Y	Hacker News new \| ask \| show \| jobs

by gwern 2391 days ago

> Specifically, MuZero uses MCTS and MCTS needs to have at the very least a move generator in order to produce actions that can then be evaluated for their results.

You are confusing the two phases. The MuZero training does not use MCTS, it merely observes sequences of moves/states/rewards. This can be done using observations from anywhere: human games, AG games, A0 games, random games. This is where it does the actual learning of what moves are valid and what makes moves good (because invalid moves will not be represented in the dataset of valid games). It does not need MCTS or any access to an oracle about move validity, which is Marcus's complaint. This is no more cheating than observing the real world to infer its physics.

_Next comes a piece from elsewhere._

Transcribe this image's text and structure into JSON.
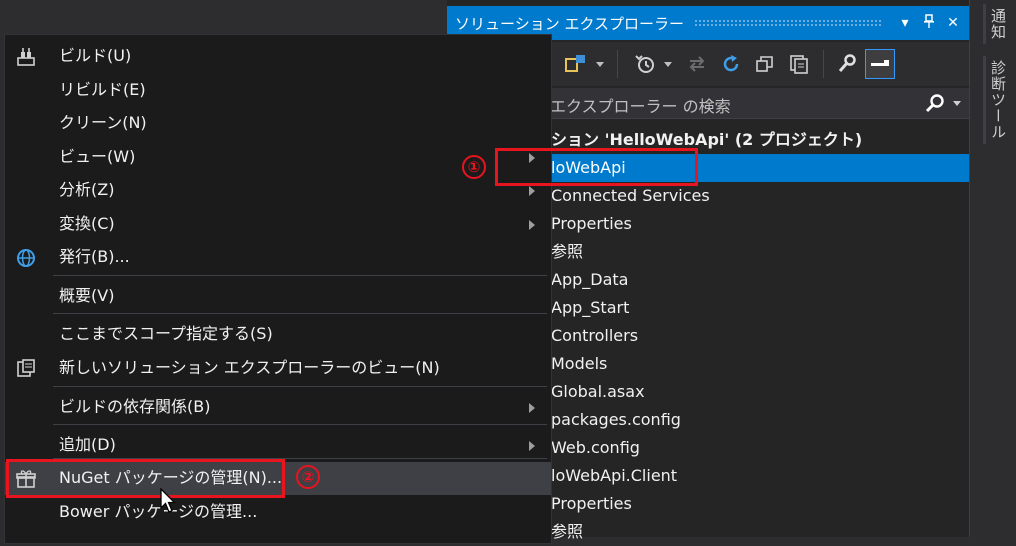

The second phase, where new games are generated, may use MCTS. But it doesn't have to. So it can learn by simply training on a game corpus, and then generating a new game corpus by self-play using only its internal implicit tree search and something like illegal moves = instant loss. It will rapidly learn to not make illegal moves and play just as validly as a MCTS-structured tree search, and then its implicit learned tree search achieves the same or greater playing strength.

1 comments

YeGoblynQueenne 2390 days ago

>> The MuZero training does not use MCTS, it merely observes sequences of moves/states/rewards.

I'm sorry, I read the paper a bit more carefully since we're discussing it and I don't think this is right. It's true that it's a while since I read the AlphaZero paper and the details are a bit fuzzy in my memory, but in the MuZero paper it's clear that MCTS is used to generate a policy and estimated value for a current hidden state, and to select an action to take at the current real game state (the "environment"), then the observed state and reward are later reused as past observations to train the model, together with future actions, also selected by MCTS. So it seems to me that MCTS is pretty central to the training process.

The paper does say that any MDP could be used in place of MCTS but I don't think anyone seriously plans on using something else than MCTS for board games in the foreseeable future.

I'm confused by your use of the term "implicit tree search". Could you clarify?